By Adedapo Adesanya
Nigeria’s crude oil production declined again, this time by 1.7 per cent to an average of 1.354 million barrels per day in March 2022 compared to the 1.378 million barrels per day produced averagely in the month of February 2022.
This is according to the Organisation of the Petroleum Exporting Countries (OPEC) Oil Market Report for April 2022, indicating that the figure showed a decrease of 24,000 barrels per day month-on-month.
“According to secondary sources, total OPEC-13 crude oil production averaged 28.56 mb/d in March 2022, higher by 57 tb/d month-on-month.
“Crude oil output increased mainly in Saudi Arabia, Kuwait and the United Arab Emirates while production in Libya, Nigeria and Congo declined,” it said.
The report noted that following a contraction of 1.8 per cent year-on-year in 2020, Nigeria’s economy expanded by 3.6 per cent in 2021.
It said this economic recovery was most likely to continue over the course of 2022 with support from improvements in the hydrocarbons sector and energy prices.
The report said: “Recent official data suggested that the annual inflation rate edged up slightly to 15.7 per cent in February 2022 from 15.6 per cent in January 2022, although food inflation remained elevated.
“Indeed, higher food costs related to geopolitical tensions could further fuel inflation.
“In March 2022, the overall business improvement softened as Stanbic IBTC Bank Nigeria’s Purchasing Managers’ Index suggested, indeed it dropped to 54.1 from 57.3 in February.
“Yet, the overall prospects for Nigeria’s short-term economic outlook remain positive, despite concerns over inflationary pressures amid disruptions to global trade flows and supply shortages,” OPEC stated.
In the report, the growth forecast for non-OPEC supply in 2022 was reduced by just over 300,000 barrels per day to 2.7 million barrels per day. OPEC cut its forecast of Russian output by 530,000 barrels per day, although it raised its forecast for US tight oil, another term for shale.

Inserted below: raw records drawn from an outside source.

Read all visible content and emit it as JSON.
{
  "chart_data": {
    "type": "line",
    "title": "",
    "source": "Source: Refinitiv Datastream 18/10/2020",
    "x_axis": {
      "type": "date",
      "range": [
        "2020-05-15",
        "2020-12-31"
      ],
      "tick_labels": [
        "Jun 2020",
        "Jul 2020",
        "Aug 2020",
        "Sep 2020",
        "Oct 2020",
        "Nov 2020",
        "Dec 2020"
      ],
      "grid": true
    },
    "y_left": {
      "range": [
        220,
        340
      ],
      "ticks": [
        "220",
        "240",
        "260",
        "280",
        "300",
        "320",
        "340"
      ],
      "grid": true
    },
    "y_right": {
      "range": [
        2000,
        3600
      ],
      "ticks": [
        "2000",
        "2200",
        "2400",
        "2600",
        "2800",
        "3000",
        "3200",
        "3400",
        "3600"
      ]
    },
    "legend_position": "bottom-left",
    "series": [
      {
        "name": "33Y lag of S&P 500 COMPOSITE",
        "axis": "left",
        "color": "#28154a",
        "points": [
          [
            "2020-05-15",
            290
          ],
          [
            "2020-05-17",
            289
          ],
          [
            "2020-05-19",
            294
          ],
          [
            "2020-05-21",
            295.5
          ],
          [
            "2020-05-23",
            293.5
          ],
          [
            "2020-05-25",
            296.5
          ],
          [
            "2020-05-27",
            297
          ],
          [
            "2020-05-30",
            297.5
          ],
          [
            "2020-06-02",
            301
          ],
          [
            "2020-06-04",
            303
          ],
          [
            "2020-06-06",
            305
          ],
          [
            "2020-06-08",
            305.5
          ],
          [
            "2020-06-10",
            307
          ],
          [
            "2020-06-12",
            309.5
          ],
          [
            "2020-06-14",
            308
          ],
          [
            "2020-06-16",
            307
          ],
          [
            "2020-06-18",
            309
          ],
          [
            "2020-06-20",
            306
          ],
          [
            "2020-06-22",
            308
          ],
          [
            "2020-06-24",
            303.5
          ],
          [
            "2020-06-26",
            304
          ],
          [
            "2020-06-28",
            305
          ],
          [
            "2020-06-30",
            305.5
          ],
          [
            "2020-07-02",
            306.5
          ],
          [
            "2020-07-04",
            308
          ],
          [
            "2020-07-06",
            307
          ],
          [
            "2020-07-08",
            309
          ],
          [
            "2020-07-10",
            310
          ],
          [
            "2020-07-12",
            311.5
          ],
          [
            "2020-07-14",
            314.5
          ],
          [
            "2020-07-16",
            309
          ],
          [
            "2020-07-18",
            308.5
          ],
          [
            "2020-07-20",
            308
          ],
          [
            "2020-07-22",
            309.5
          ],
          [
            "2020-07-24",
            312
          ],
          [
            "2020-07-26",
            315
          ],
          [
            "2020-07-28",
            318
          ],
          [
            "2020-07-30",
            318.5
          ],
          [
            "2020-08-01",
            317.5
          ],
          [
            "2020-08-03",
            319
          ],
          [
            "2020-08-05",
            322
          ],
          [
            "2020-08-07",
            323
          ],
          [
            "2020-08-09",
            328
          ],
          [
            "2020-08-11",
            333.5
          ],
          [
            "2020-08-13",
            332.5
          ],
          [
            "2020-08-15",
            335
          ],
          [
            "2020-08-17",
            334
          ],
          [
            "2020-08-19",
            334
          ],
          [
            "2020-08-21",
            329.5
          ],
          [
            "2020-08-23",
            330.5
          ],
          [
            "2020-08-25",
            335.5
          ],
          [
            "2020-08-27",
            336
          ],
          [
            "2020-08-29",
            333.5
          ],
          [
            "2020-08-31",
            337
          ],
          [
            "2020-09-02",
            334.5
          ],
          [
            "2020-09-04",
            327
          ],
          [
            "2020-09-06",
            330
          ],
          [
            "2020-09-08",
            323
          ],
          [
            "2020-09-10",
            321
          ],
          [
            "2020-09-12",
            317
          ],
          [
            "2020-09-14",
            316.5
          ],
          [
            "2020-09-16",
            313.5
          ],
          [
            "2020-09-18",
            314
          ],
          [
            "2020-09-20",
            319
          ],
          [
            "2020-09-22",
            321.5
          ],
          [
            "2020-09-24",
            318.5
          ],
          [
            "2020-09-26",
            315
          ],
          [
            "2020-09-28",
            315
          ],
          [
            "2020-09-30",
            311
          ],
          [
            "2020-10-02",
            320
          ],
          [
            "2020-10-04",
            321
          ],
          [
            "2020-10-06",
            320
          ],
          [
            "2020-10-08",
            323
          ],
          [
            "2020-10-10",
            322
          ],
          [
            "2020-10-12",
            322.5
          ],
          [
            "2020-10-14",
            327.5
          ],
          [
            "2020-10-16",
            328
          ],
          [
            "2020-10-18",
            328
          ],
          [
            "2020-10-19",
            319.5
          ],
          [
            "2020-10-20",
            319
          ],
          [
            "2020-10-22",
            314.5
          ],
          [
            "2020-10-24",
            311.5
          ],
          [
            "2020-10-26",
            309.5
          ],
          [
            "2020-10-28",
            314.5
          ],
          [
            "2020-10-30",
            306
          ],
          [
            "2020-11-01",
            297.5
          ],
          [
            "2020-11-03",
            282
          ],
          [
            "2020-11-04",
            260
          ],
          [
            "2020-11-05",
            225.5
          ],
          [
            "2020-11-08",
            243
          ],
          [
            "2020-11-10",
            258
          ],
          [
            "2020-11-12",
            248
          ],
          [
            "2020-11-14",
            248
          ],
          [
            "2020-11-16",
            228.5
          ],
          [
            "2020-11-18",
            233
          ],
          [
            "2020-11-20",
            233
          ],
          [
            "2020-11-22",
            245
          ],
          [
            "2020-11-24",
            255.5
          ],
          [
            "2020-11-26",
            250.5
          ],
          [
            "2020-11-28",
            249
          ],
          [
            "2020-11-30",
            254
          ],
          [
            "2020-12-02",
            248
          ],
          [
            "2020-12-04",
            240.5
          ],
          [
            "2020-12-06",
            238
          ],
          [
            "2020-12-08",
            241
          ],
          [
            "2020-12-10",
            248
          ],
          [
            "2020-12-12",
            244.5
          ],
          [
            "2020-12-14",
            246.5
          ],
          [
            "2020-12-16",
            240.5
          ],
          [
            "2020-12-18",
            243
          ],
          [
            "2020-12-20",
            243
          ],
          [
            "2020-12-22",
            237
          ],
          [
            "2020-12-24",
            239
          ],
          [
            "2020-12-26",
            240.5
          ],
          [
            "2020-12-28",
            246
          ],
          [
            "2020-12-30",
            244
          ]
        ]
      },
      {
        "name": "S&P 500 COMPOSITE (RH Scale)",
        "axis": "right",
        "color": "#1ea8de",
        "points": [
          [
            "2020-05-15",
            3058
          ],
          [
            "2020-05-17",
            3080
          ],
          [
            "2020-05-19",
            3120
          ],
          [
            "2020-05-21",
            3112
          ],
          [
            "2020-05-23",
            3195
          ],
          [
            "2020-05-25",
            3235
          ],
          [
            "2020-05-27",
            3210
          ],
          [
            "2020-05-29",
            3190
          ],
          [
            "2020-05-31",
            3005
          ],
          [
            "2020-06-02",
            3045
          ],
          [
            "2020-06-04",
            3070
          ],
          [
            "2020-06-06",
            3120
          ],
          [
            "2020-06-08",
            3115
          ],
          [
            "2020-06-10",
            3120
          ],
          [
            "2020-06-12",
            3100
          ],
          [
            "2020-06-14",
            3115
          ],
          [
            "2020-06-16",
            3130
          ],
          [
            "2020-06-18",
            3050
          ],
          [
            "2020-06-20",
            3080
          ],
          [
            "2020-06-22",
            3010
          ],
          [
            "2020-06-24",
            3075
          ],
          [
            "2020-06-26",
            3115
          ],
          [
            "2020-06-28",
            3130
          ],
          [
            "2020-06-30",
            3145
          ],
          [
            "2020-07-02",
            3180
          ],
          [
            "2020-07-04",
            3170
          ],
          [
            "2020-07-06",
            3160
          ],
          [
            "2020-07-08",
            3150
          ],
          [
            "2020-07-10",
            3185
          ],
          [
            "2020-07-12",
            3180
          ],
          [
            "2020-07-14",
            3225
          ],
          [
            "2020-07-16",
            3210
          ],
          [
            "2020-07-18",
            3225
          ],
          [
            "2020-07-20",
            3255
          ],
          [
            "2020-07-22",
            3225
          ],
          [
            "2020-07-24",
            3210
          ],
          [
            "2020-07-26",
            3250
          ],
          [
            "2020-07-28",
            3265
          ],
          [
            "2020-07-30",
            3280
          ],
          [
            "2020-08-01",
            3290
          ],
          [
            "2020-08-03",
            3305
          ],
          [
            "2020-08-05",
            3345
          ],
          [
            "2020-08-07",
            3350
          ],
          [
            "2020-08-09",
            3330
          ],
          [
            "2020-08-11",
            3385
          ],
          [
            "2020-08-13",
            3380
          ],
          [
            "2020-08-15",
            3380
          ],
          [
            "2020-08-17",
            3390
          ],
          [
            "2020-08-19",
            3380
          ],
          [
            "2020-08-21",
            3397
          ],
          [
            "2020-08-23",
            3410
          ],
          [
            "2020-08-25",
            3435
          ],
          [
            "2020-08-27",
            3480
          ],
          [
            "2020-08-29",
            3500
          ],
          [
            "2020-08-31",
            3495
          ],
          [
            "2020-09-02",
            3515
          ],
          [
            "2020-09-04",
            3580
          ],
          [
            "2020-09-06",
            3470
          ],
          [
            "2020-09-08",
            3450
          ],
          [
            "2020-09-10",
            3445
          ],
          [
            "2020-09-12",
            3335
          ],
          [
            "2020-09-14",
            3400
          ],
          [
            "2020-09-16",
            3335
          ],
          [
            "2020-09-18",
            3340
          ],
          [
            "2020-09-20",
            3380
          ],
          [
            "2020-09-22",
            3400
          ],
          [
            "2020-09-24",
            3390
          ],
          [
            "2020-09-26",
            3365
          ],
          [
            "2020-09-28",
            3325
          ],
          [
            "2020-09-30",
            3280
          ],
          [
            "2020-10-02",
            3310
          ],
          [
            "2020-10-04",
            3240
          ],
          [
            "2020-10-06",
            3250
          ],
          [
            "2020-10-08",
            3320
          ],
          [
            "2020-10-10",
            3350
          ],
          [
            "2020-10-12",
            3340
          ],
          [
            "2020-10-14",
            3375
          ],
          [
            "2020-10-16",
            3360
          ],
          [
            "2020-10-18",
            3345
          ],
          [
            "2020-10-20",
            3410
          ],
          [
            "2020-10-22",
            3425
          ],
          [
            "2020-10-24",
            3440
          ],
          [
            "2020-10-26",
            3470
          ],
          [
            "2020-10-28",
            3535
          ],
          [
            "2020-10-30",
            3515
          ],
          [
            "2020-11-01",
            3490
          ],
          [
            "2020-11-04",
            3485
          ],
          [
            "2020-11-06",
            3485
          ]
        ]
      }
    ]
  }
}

OPEC expects US tight oil supply to rise by 880,000 barrels per day in 2022, up from 670,000 barrels per day last month and said there was potential for further expansion even though most US oil companies are still focusing on capital discipline.
OPEC and its allies, which include Russia, in a grouping known as OPEC+, are unwinding record output cuts put in place in 2020 and have rebuffed Western pressure to raise output at a faster pace.
At its last meeting, OPEC+ deviated from the Ukraine war, which Russia refers to as a “special military operation”, and stuck to a previously agreed plan to boost its monthly output target by 432,000 barrels per day in May.
Underinvestment in oilfields in some OPEC members like Nigeria means the group has been unable to fully deliver its promised output increases.